Vous avez écrit un spectacle autour de Colette. Pourquoi Colette ?
Rien n'a été prémédité dans cette aventure, je veux dire par là que l'idée de faire un spectacle sur Colette s'est imposée à moi au fil de ma découverte de son œuvre. Colette a déboulé dans ma vie, assez tardivement d'ailleurs, et depuis cette rencontre (à l'image d'une rencontre amoureuse ou d'une nouvelle amitié), elle m'accompagne. Plus j'avançais dans mes lectures, plus l'envie de faire partager à d'autres mes bonheurs de lectrice devenait pressante, et plus je réalisais aussi que Colette, au fond, n'était pas connue à sa juste mesure ni à sa juste valeur. Les préjugés et les clichés ont la vie très dure, je m'en suis très vite aperçue s'agissant de Colette, et j'ai eu une sensation de totale injustice. C'est étrange sans doute, mais le besoin de réparer quelque part cette image, une image tellement tronquée, tellement réductrice, tellement loin de ce que je découvrais et qui m'enchantait, a été un moteur au fur et à mesure que j'avançais.

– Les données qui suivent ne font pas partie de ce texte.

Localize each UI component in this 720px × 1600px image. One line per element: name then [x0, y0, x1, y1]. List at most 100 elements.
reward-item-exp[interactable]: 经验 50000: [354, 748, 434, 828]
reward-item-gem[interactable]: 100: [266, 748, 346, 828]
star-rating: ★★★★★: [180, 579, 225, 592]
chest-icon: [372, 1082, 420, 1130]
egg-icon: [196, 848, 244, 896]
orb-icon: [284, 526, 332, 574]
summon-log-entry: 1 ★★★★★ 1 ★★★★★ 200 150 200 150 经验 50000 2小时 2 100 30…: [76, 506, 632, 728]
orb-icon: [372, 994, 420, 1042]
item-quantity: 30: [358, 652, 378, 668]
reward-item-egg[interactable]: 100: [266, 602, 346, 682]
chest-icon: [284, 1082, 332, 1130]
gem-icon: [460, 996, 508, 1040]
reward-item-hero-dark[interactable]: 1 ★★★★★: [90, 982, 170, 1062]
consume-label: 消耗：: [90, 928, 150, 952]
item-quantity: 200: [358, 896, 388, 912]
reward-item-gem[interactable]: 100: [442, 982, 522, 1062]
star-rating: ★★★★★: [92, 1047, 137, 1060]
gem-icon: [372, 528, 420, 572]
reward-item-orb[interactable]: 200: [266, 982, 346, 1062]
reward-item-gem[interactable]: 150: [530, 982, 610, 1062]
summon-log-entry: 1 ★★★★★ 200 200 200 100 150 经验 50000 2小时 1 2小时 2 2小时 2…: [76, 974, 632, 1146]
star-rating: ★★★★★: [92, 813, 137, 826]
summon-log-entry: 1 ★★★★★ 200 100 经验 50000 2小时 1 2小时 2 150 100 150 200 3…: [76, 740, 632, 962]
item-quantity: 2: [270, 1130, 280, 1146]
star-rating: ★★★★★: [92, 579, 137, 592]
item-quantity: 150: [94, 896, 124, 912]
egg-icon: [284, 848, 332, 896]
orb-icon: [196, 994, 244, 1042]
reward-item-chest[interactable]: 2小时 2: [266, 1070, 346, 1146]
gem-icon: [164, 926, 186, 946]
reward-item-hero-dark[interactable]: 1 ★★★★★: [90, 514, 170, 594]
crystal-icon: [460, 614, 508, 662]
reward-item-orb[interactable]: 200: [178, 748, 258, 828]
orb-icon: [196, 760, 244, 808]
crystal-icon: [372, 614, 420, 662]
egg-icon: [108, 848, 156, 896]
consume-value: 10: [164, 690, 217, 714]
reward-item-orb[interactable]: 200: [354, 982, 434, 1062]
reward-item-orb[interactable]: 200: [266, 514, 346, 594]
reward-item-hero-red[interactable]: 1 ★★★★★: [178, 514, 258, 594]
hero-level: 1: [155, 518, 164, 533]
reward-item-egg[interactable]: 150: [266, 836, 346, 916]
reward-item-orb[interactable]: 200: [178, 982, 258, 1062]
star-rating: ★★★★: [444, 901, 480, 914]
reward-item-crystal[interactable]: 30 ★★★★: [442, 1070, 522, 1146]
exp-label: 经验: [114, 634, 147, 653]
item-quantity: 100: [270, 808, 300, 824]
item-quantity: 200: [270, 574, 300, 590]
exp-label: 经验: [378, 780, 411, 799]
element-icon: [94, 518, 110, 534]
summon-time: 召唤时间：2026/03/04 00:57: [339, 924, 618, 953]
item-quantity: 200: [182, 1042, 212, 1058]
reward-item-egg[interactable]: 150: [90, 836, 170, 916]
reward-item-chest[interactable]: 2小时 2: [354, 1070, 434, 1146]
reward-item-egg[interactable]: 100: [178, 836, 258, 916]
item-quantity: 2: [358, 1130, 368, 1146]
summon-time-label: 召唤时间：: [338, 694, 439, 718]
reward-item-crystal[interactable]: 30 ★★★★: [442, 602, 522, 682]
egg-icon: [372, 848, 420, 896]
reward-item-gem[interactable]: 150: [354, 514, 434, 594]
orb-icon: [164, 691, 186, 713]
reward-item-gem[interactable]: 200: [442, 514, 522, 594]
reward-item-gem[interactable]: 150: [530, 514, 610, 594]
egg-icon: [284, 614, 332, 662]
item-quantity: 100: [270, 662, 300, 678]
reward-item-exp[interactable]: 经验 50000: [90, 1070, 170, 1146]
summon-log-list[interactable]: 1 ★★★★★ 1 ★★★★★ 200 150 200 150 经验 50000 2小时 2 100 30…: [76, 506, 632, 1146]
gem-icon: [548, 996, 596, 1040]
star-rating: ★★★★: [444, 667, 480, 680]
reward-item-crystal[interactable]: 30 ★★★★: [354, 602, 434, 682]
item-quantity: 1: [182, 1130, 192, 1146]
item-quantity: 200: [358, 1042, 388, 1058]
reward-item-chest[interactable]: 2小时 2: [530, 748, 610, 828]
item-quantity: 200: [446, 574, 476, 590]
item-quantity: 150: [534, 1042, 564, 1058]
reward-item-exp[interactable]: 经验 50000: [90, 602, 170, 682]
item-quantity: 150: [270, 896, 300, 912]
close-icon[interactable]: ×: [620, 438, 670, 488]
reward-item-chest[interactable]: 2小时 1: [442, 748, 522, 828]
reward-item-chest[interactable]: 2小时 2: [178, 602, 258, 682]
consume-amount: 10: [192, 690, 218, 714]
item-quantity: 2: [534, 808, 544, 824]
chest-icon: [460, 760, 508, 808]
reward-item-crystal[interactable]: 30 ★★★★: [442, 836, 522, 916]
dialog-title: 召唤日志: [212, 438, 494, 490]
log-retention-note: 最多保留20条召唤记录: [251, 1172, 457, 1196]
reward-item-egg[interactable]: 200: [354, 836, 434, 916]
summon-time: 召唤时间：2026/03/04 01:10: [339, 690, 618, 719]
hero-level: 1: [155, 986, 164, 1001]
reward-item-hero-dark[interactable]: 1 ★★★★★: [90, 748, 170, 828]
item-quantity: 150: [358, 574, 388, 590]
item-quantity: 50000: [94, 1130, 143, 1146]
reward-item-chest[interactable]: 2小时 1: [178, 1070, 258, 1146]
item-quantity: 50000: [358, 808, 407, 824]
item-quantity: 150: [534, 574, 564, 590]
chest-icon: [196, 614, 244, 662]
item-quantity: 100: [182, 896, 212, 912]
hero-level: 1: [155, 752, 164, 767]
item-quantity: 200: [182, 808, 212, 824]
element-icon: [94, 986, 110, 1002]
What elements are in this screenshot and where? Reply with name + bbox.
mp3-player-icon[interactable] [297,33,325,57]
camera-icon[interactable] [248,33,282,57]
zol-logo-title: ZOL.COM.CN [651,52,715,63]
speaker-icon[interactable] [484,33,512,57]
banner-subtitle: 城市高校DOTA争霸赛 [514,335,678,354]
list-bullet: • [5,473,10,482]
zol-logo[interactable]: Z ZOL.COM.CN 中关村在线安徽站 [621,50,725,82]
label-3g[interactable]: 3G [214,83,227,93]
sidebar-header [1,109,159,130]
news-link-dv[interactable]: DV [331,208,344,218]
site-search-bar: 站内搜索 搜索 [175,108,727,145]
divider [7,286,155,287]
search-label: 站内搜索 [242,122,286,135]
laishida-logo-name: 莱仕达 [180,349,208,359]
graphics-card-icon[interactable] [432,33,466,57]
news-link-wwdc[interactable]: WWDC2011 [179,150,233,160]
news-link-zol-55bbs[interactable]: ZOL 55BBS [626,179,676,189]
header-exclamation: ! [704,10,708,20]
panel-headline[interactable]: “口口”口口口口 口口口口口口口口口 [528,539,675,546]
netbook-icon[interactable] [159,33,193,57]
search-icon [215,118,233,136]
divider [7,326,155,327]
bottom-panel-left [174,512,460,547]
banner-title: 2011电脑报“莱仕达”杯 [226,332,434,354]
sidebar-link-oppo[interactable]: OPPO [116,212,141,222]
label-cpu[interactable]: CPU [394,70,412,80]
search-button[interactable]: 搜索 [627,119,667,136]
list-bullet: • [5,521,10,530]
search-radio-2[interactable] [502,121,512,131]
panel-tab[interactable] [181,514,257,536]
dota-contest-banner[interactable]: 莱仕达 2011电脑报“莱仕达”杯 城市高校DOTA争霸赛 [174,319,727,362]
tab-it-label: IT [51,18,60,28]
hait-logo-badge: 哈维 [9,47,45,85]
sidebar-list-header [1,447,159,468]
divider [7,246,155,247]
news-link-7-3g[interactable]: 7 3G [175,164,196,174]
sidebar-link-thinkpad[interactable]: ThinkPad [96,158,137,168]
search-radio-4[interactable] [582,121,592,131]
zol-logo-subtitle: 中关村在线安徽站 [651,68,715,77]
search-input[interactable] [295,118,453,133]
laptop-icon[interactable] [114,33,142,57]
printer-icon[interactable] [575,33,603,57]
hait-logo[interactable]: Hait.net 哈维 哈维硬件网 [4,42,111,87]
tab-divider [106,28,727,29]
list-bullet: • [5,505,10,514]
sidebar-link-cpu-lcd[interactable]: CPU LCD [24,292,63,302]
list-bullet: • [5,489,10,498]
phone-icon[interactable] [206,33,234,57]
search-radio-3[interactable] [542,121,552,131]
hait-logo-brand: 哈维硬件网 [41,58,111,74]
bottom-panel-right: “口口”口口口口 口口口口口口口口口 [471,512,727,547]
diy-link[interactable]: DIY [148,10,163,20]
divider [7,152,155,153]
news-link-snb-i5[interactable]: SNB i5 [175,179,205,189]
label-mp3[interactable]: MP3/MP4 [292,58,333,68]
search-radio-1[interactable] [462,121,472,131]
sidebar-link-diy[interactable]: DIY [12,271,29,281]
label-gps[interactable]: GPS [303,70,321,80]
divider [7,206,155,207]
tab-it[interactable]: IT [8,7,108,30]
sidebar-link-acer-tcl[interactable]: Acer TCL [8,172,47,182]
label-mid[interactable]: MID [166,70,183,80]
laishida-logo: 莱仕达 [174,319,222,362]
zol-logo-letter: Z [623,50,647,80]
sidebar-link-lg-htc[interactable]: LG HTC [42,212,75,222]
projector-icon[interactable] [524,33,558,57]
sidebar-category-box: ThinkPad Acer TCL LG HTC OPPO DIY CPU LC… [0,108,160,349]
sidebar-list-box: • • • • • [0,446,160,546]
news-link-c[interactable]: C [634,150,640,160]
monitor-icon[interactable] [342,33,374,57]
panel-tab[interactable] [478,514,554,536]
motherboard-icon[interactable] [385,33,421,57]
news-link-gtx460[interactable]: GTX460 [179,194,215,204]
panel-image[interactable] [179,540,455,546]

En quoi une écrivaine comme Colette est-elle toujours contemporaine ?
Il y a quelque chose chez Colette qui n'appartient qu'à elle et qui lui donne en effet un statut je dirais…perpétuellement «contemporain ». Cela tient je crois à son écriture, tellement vivante, à son regard sur les êtres, sur toute forme de vie, sur les choses. Par une alchimie que je trouve fascinante, Colette réussit ce que réussit la musique et la peinture : créer des « sensations ». Je pense à une étrange expérience que j'ai vécue en me retrouvant face aux toiles du peintre Mark Rothko, et que je ne suis pas prête d'oublier, où j'ai été envahie tour à tour par toute une gamme de sensations, autant physiques — comme le froid ou le chaud par exemple — qu'émotionnelles. Eh bien quand on plonge dans l'écriture de Colette, c'est exactement la même chose, tous les sens sont sollicités. Elle touche à ce qu'il y a en nous de très profond, de très intime et de très vivant, à savoir les émotions, je pourrais dire aussi les « mouvements de l'âme », et cela fluctue, cela se transforme, cela se colore. A chaque fois que je reprends un livre de Colette, c'est une redécouverte, et je sais qu'il en sera toujours ainsi. C'est très roboratif aussi ! C'est pour moi le signe d'une écriture vivante, j'insiste là-dessus, qui épouse les mouvements de la vie. Celle du lecteur bien entendu…
Il me semble que la contemporanéité de Colette tient également au fait que dans son projet d'écrivain elle va puiser sans cesse aux « sources », que les thèmes récurrents sont ceux de l'enfance, des amours, du lien au monde sensible. Quoi de plus universel, n'est-ce pas ? A mon sens aussi, ce qui circule en filigrane sous sa plume, et qui en fonde même le terreau je dirais, c'est, me semble-t-il, la question de la transmission, de l'héritage, motif humain entre tous, et c'est en cela que l'écriture de Colette nous parle tant et se tient hors, au-delà du temps… « J'épelle en moi, écrit-elle, ce qui est l'apport maternel, ce qui est la part maternelle. » Sido, le Capitaine : deux pôles entre lesquels et à partir desquels Colette la femme, Colette l'écrivain, a tissé sa trajectoire de vie.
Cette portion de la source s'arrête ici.